La alegría de vivir por hoy

Estoy sobria según la definición de sobriedad de SA hace ocho años, por la gracia de un Poder Superior. Me gusta el número ocho porque me recuerda al signo de infinito. Y aunque todavía estoy aprendiendo a vivir el día, el programa me ofrece una esperanza infinita, día a día.

Uno de los textos de nuestra literatura nos advierte que el camino no será fácil, y es cierto. Sin embargo, lo más fácil en mi recuperación fue comenzar a escribir los Pasos según el libro “Pasos en acción“. Desde el principio, creí en la solución y me sumergí en el proceso de recuperación bajo la guía sensible y específica de mi madrina y basándome en nuestra literatura de SA.

Como no hay reuniones presenciales de SA en mi región, traté de planificar mis días de tal manera que visitara tantos grupos en línea como fuera posible y me aseguré de compartir cada vez que se presentaba la oportunidad. SA me brindó muchas oportunidades para compartir y por eso fue profundamente gratificante para mí formar parte de la confraternidad global y participar en todos los eventos de SA, tales como: convenciones en línea en diferentes países, mesas redondas en línea, cuyo propósito era llevar nuestro mensaje a médicos y psicólogos.

Una actividad especialmente agradable al formar parte de la Comunidad fue la participación en el Juego de Recuperación ESSAY, donde a diario se practican herramientas de recuperación positivas y se forman hábitos de recuperación. Siempre me han inspirado los testimonios de quienes han abrazado el programa, escuchar cómo sus vidas han cambiado tanto.

Cuando trabajé por primera vez en mis defectos de carácter, esperaba que después la vida se ajustara a mi voluntad y se volviera maravillosa. Pero tan pronto como completé los 12 Pasos con las felicitaciones de mi madrina, me sobrevino una serie de pruebas. Nuevamente tuve que mirar mi ira en particular; ¡Qué enojada estoy! Sin embargo no perdí la esperanza y seguí entregando mi vida y mi voluntad al cuidado de Dios. También necesitaba tomar medidas respecto de mi ira para que no me matara.

La oración del cuarto paso sobre cómo deshacernos de la ira se convirtió en mi suspiro y exhalación.
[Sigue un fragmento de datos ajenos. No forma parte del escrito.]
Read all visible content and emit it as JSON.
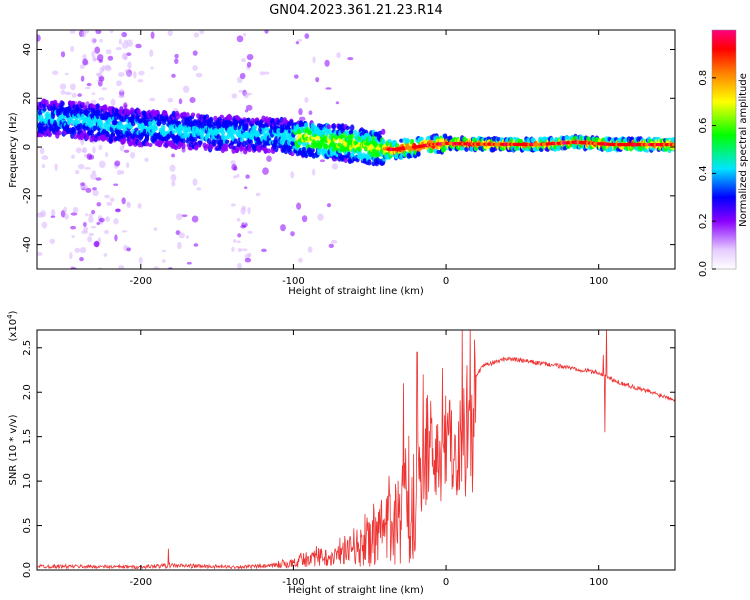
{
  "title": "GN04.2023.361.21.23.R14",
  "chart_data": [
    {
      "type": "heatmap",
      "xlabel": "Height of straight line (km)",
      "ylabel": "Frequency (Hz)",
      "xlim": [
        -268,
        150
      ],
      "ylim": [
        -50,
        48
      ],
      "xticks": [
        -200,
        -100,
        0,
        100
      ],
      "yticks": [
        -40,
        -20,
        0,
        20,
        40
      ],
      "grid": false,
      "ridge": [
        {
          "x": -268,
          "f": 12
        },
        {
          "x": -240,
          "f": 11
        },
        {
          "x": -220,
          "f": 9
        },
        {
          "x": -200,
          "f": 8
        },
        {
          "x": -180,
          "f": 7
        },
        {
          "x": -160,
          "f": 6
        },
        {
          "x": -140,
          "f": 5.5
        },
        {
          "x": -120,
          "f": 5
        },
        {
          "x": -100,
          "f": 4
        },
        {
          "x": -80,
          "f": 2.5
        },
        {
          "x": -60,
          "f": 1
        },
        {
          "x": -45,
          "f": -0.5
        },
        {
          "x": -35,
          "f": -1
        },
        {
          "x": -20,
          "f": 0
        },
        {
          "x": -10,
          "f": 1
        },
        {
          "x": 0,
          "f": 1.5
        },
        {
          "x": 20,
          "f": 1.2
        },
        {
          "x": 60,
          "f": 1
        },
        {
          "x": 85,
          "f": 2
        },
        {
          "x": 110,
          "f": 1
        },
        {
          "x": 150,
          "f": 1
        }
      ],
      "colorbar": {
        "label": "Normalized spectral amplitude",
        "range": [
          0,
          1
        ],
        "ticks": [
          "0.0",
          "0.2",
          "0.4",
          "0.6",
          "0.8"
        ],
        "colors": [
          "#ffffff",
          "#d9b3ff",
          "#8a00ff",
          "#0000ff",
          "#00e5ff",
          "#00ff00",
          "#ffff00",
          "#ff8000",
          "#ff0000",
          "#ff0080"
        ]
      }
    },
    {
      "type": "line",
      "xlabel": "Height of straight line (km)",
      "ylabel": "SNR (10 * v/v)",
      "scale_label": "(x10^4)",
      "xlim": [
        -268,
        150
      ],
      "ylim": [
        0,
        2.7
      ],
      "xticks": [
        -200,
        -100,
        0,
        100
      ],
      "yticks": [
        "0.0",
        "0.5",
        "1.0",
        "1.5",
        "2.0",
        "2.5"
      ],
      "color": "#ee3333",
      "grid": false,
      "envelope": [
        {
          "x": -268,
          "y": 0.05
        },
        {
          "x": -200,
          "y": 0.04
        },
        {
          "x": -182,
          "y": 0.06
        },
        {
          "x": -140,
          "y": 0.04
        },
        {
          "x": -115,
          "y": 0.05
        },
        {
          "x": -100,
          "y": 0.12
        },
        {
          "x": -80,
          "y": 0.22
        },
        {
          "x": -60,
          "y": 0.35
        },
        {
          "x": -45,
          "y": 0.6
        },
        {
          "x": -35,
          "y": 0.9
        },
        {
          "x": -25,
          "y": 1.25
        },
        {
          "x": -15,
          "y": 1.6
        },
        {
          "x": -5,
          "y": 1.8
        },
        {
          "x": 5,
          "y": 1.9
        },
        {
          "x": 15,
          "y": 2.1
        },
        {
          "x": 25,
          "y": 2.3
        },
        {
          "x": 40,
          "y": 2.38
        },
        {
          "x": 60,
          "y": 2.33
        },
        {
          "x": 80,
          "y": 2.28
        },
        {
          "x": 100,
          "y": 2.22
        },
        {
          "x": 110,
          "y": 2.13
        },
        {
          "x": 130,
          "y": 2.02
        },
        {
          "x": 150,
          "y": 1.92
        }
      ],
      "spikes": [
        {
          "x": -182,
          "y": 0.24
        },
        {
          "x": -28,
          "y": 2.1
        },
        {
          "x": -19,
          "y": 2.45
        },
        {
          "x": -15,
          "y": 2.2
        },
        {
          "x": 103,
          "y": 2.42
        },
        {
          "x": 104,
          "y": 1.55
        },
        {
          "x": 105,
          "y": 2.72
        }
      ]
    }
  ]
}
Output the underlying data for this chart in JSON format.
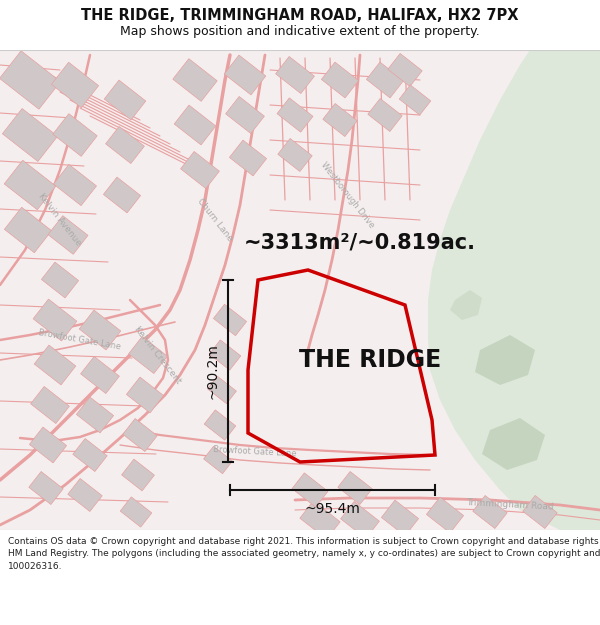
{
  "title": "THE RIDGE, TRIMMINGHAM ROAD, HALIFAX, HX2 7PX",
  "subtitle": "Map shows position and indicative extent of the property.",
  "footer_line1": "Contains OS data © Crown copyright and database right 2021. This information is subject to Crown copyright and database rights 2023 and is reproduced with the permission of",
  "footer_line2": "HM Land Registry. The polygons (including the associated geometry, namely x, y co-ordinates) are subject to Crown copyright and database rights 2023 Ordnance Survey",
  "footer_line3": "100026316.",
  "area_label": "~3313m²/~0.819ac.",
  "property_label": "THE RIDGE",
  "dim_horizontal": "~95.4m",
  "dim_vertical": "~90.2m",
  "map_bg": "#f5eeee",
  "road_color": "#e8a0a0",
  "road_fill": "#f0e8e8",
  "building_color": "#d0c8c8",
  "building_edge": "#e8a0a0",
  "green_color": "#dde8da",
  "green_dark": "#c5d4bf",
  "property_edge": "#cc0000",
  "dim_line_color": "#111111",
  "title_color": "#111111",
  "road_label_color": "#aaaaaa",
  "footer_color": "#222222"
}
Poco a poco, me liberé del odio hacia aquellos que me causaban dolor. Y luego sentí miedo por mi vida porque cada vez más sentía valor y respeto por mi vida. Me alegré mucho de sentir esto porque antes yo odiaba mi vida y simplemente cambiaba una adicción por otra, siempre devaluando el regalo de la vida, sin poder verle nunca ningún significado a la vida si no podía haber un placer eufórico involucrado.

Antes del programa, siempre le pedí a Dios que me librara del dolor y del sufrimiento; para llevarme al cielo para que solo sintiera cosas buenas. Hoy reconozco el dolor y las emociones y se los entrego a Dios en caso de que me abrumen. Debo lidiar con mis emociones. Yo sé por experiencia personal, lo enferma que puedo llegar a estar, incluso físicamente, cuando reprimo mis emociones con pensamientos y comportamientos adictivos.

Hoy, lo más importante que le pido a Dios es paz mental y guardar en mi corazón tanto de Su amor como pueda. Hoy también oro por el coraje de vivir la vida tal como es; mantener el rumbo a través de cualquier dolor que se me presente para poder desarrollar mi carácter con la sabiduría que Dios proporciona a todos los que se la piden.